Hey as the title says, I have a theory that If the code works and is efficient it is good code.
However I know this is not true because there is so much optimisation that can be put in place.
So my question to you is, how do you know when your code is perfect, or even if it actually can be, as I always see improvements and If I keep adding these improvements I would get nowhere in feature addition.
Think of it this way: At the end of the day, the only thing that matters is that it works. Most other metrics simply help inform you on how it’s likely to work. If you’re code is twice as long as it needs to be, written in a cryptic and confusing sense then the odds of it working [both now, and in the future] are fairly low.
So we write short clean maintainable code so as to end up with working code.
If its net code, it needs to be secure too .
It needs to be well documented , if its some very large code you need to comment it well .
It needs to play well with other code, If I’m on a team and all my functions break if I make them public then its not good code
Bottom line: it’s good because it works. None of the other answers say that and “All of the above” is useless because anyone wanting the best answer will choose that, so I ignored it.
Good code is code that works as expected in the timeframe expected by the user/stakeholder given the technical limitations of the hardware. If any of these conditions are not met, the code needs more work.
Nothing is ever perfect. When it comes to coding, there is always room for improvement, but there may not be time available to improve anything. In many cases, you have one chance to “code it right” the first time.
The only time you really “need” to write clean code is if someone else is going to be using or it taking a look at it.
Teachers/professors always teach optimize! optimize! That program could run a little faster!
There is a point where you’ve spent too much time optimizing your code where it’s no longer beneficial. As long as it runs on the targeted hardware without dragging down the system then it’s good enough.
Edit:
And of course, YOU need to always be able to read your own code…
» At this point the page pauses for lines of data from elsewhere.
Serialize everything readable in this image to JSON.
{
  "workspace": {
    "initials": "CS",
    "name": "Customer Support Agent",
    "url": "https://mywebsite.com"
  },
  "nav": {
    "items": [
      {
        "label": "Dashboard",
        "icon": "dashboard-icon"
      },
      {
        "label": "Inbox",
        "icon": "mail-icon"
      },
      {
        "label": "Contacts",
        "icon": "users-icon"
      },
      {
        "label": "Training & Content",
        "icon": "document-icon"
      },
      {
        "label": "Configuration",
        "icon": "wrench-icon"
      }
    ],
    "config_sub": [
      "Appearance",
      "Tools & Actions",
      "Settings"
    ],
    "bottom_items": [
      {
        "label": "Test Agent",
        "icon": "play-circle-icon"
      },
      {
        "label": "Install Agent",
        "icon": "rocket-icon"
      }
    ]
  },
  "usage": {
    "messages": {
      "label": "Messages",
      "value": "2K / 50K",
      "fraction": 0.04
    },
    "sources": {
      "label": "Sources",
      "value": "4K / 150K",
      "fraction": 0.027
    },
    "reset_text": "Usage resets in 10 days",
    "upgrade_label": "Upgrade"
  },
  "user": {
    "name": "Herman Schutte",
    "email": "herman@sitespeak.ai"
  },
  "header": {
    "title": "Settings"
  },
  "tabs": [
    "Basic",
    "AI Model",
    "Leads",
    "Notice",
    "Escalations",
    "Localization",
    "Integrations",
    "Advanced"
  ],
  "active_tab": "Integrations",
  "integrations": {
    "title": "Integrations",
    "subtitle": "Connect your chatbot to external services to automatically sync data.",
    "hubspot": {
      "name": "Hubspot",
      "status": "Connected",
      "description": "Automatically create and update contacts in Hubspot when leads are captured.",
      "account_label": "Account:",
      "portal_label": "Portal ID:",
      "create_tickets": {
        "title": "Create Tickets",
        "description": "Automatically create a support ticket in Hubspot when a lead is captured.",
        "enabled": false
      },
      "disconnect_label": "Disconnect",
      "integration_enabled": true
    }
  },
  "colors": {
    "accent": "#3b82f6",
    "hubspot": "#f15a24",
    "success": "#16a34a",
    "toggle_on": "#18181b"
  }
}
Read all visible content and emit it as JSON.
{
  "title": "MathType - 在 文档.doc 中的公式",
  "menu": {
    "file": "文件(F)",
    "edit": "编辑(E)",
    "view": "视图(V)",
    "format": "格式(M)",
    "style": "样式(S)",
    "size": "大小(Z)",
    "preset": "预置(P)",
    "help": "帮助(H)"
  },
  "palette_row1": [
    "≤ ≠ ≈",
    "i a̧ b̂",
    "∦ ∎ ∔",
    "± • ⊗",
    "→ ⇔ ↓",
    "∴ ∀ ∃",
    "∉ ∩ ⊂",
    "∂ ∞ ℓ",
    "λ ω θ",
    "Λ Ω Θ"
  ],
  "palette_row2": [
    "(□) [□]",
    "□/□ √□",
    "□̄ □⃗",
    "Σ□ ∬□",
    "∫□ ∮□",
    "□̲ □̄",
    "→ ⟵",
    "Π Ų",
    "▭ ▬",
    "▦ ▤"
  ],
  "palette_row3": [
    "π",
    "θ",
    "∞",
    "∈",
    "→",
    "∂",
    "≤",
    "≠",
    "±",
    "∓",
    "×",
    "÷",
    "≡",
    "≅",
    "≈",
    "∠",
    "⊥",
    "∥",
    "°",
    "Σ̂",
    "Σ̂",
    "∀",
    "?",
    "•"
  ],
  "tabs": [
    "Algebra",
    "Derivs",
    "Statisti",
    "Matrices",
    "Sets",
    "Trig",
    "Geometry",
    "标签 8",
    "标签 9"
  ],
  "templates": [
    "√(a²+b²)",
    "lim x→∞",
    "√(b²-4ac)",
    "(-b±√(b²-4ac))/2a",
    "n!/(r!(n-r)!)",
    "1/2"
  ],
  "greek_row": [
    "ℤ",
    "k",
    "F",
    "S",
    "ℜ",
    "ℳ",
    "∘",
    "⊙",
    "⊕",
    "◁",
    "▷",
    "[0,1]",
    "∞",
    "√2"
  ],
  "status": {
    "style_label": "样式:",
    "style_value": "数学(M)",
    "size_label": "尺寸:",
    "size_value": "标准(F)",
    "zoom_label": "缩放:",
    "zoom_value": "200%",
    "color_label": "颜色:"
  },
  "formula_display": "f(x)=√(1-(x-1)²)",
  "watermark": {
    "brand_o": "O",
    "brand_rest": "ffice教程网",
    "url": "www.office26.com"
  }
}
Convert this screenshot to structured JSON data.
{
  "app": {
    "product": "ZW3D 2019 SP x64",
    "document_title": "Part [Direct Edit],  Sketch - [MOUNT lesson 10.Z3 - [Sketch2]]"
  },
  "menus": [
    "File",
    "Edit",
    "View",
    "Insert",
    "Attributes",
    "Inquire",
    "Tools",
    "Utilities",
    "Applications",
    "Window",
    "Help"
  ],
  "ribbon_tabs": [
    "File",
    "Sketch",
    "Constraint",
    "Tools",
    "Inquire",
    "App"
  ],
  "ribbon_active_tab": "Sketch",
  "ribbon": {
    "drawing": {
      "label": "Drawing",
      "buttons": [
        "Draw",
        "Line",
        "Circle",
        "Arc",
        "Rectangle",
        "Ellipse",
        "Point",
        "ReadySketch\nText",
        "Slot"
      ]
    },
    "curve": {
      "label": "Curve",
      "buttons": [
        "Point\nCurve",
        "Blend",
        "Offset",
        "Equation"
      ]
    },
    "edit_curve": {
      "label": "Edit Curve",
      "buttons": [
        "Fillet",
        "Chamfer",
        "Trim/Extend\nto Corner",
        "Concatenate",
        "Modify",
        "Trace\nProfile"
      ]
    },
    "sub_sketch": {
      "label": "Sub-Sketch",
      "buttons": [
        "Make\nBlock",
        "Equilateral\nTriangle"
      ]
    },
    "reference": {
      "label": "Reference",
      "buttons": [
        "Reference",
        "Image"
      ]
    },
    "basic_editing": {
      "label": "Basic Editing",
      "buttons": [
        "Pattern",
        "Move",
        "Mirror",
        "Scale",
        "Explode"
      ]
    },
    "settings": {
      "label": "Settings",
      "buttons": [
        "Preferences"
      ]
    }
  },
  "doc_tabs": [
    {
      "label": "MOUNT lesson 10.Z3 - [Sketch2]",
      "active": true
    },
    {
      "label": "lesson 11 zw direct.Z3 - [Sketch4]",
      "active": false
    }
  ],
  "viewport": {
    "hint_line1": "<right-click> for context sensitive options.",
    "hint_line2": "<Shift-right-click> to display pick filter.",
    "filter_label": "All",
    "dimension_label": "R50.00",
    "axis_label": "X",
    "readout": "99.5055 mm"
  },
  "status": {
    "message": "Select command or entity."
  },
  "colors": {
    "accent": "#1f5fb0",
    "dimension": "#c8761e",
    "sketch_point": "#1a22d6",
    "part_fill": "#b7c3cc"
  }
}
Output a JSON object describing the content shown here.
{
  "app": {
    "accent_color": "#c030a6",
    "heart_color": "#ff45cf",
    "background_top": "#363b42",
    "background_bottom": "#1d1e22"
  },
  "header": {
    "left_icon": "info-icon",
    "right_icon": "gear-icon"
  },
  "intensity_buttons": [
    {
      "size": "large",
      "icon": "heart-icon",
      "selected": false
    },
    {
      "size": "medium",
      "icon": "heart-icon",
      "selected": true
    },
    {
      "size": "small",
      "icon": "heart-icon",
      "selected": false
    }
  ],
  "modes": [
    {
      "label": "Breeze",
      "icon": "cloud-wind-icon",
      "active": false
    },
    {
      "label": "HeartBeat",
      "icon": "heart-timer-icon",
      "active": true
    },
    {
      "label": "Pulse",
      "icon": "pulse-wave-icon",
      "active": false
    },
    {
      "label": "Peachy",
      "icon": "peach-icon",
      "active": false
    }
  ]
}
Code has to be supportable and maintainable as well as working. It also does not have to be “as fast as it can be”, it only needs to be as fast as it has to be. Ie, if it is not a bottleneck, don’t optimize it.
You could spend your whole life optimizing code over and over again. It’s more important that you write working code. You don’t need to optimize things that aren’t causing a bottleneck. It doesn’t matter if it takes 1 second or 1 millisecond to load a saved game, for example. But I’m sure you could spend weeks making it as fast as possible.
Depends if other need to use it or it will be reused in other ways later. If it works and it’s messy that could be a problem, also if you want to add functionality later and it’s messy, well that can be bad.
This. I manage a team that maintains and enhances a nine year old 600,000+ line multi-tier web application. We have added to it continuously throughout that time; which would not have been possible without having a maintainable codebase.
Now, a couple thousand line program… I wouldn’t spend nearly as much time making it maintainable as I would a larger program. As with most things, you need to ‘right-size’ it.